2. Delayed or Missed Tax Payments
In difficult times businesses will seek to improve short term cash flow by delaying payments that are not necessarily going to affect the ability to trade. The most common type of payments that can be delayed are statutory taxes like PAYG and GST.
Non payment of taxes gives rise to a presumption of insolvency in the eye of the Corporations Act and directors can be held personally liable for insolvent trading.
Any business that delays tax payments or enters into repayment plans with the ATO for its ordinary tax obligations should be monitored closely for its ability to generate sufficient cash flows.
3. Delayed Employee Superannuation Contributions
As with non payment of taxes, superannuation contributions can also be delayed to improve short term cash flow. As contributions are generally made every three months the employees and funds may not necessarily notice payments are delayed until they are well overdue.
Any indication the business is delaying or missing superannuation payments will raise serious concerns over its ability to continue to trade in the long term. Unpaid superannuation can become a personal liability of the company’s director.
The Federal Government employee entitlements assistance scheme that advances unpaid entitlements to employees in the event of insolvency (GEERS) does not advance funds for superannuation.
4. Ageing of Creditors Increasing
Any increase in the time it takes to pay creditors may indicate the company is experiencing financial difficulty. Particularly over time, if the ageing of creditors increases, the business may be experiencing difficulty in meeting normal payment terms. Making on time payments to one creditor rather than another indicates the business has to prioritise its payments to satisfy the most essential suppliers first, with its limited funds available.
5. Poor Record Keeping
A business’ ability to maintain accurate and organised records is a good indication of its overall wellbeing. A lack of financial records maintained in accordance with the Corporations Act gives rise to a statutory presumption of insolvency.

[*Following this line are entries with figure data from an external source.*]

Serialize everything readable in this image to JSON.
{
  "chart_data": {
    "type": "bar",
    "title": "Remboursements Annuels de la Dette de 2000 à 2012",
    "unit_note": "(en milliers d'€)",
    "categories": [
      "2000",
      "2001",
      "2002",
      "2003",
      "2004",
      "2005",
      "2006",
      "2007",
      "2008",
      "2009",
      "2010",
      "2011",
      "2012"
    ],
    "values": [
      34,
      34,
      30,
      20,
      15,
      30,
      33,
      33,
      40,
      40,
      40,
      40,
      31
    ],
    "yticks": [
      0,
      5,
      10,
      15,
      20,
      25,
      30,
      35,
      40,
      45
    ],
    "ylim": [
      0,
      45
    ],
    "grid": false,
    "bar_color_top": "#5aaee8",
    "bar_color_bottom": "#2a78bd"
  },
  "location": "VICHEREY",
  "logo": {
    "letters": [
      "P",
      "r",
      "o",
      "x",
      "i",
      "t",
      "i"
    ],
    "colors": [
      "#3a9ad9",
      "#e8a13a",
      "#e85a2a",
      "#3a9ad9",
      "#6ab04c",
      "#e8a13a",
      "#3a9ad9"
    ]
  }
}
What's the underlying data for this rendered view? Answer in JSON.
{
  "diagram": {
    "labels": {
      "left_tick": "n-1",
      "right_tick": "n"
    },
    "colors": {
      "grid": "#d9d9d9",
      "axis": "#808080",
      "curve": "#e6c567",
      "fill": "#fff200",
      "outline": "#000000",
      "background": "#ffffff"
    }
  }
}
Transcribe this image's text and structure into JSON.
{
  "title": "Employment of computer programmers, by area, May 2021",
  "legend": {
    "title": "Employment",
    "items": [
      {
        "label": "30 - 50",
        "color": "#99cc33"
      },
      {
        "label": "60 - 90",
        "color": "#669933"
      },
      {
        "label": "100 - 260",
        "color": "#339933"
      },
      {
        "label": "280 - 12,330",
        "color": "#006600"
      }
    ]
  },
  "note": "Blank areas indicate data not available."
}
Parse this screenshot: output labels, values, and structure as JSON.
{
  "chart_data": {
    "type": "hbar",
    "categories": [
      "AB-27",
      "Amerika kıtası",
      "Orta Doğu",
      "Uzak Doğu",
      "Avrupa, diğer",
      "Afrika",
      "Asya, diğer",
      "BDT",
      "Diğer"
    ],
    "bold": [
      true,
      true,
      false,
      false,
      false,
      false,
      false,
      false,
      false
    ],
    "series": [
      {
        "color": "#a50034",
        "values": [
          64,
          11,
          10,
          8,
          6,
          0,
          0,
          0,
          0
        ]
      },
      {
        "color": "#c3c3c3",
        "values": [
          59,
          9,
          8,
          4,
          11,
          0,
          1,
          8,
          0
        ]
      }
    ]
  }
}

When a business is experiencing difficulty its management can tend to focus less on maintaining up to date records and this lack of currency can be a warning sign for impending failure.
6. Bounced Cheques and Dishonour Fees
A clear sign a business is struggling to make payments is bounced cheques and dishonoured payments. Any business that experiences dishonoured payments is demonstrating its inability to make payments when due and will most likely not have the financial capacity to make payments within terms.
7. Bank Overdraft at the Limit
If a business regularly trades with its bank account at or near the overdraft limit its cash flow must be suffering. The overdraft should not be regularly used in full as the business will have no immediate emergency funding if needed.
8. Tightened Supplier Credit Terms
When a business has a history of delayed payments to creditors some suppliers may place it on COD terms or reduce its trading terms. Any change in the credit terms offered to a business would raise concerns over its ability to make payments on time.
Payment plans entered into with creditors are a common means to managing overdue accounts and can indicate the business is experiencing difficulty in paying debts when due.
9. Legal Action
Often the tipping point for a business’ failure is legal action taken against it resulting in some form of financial cost. Any impending legal action should be monitored closely and the potential outcomes taken into consideration when forecasting cash flows.
Statements of claim issued against the business in relation to its outstanding accounts with suppliers are a major concern as they can easily give rise to involuntary liquidation.
10. Physical Aspects of Business
An inspection of the business’ premises will provide an indication as to its financial well being. Often if a business is struggling its premises upkeep will be neglected.
The demeanour of staff will also provide indications as to the business’ overall health. Employees are generally aware of the success or otherwise of the business and their conduct and mood will often deteriorate along with the business.
Recent loss of key management personell can often disrupt a sound business. Any impending or unexpected departure should be managed carefully so as to avoid disruptions that will cause the business to take a step backwards. Any backward movement will take much longer to recover from.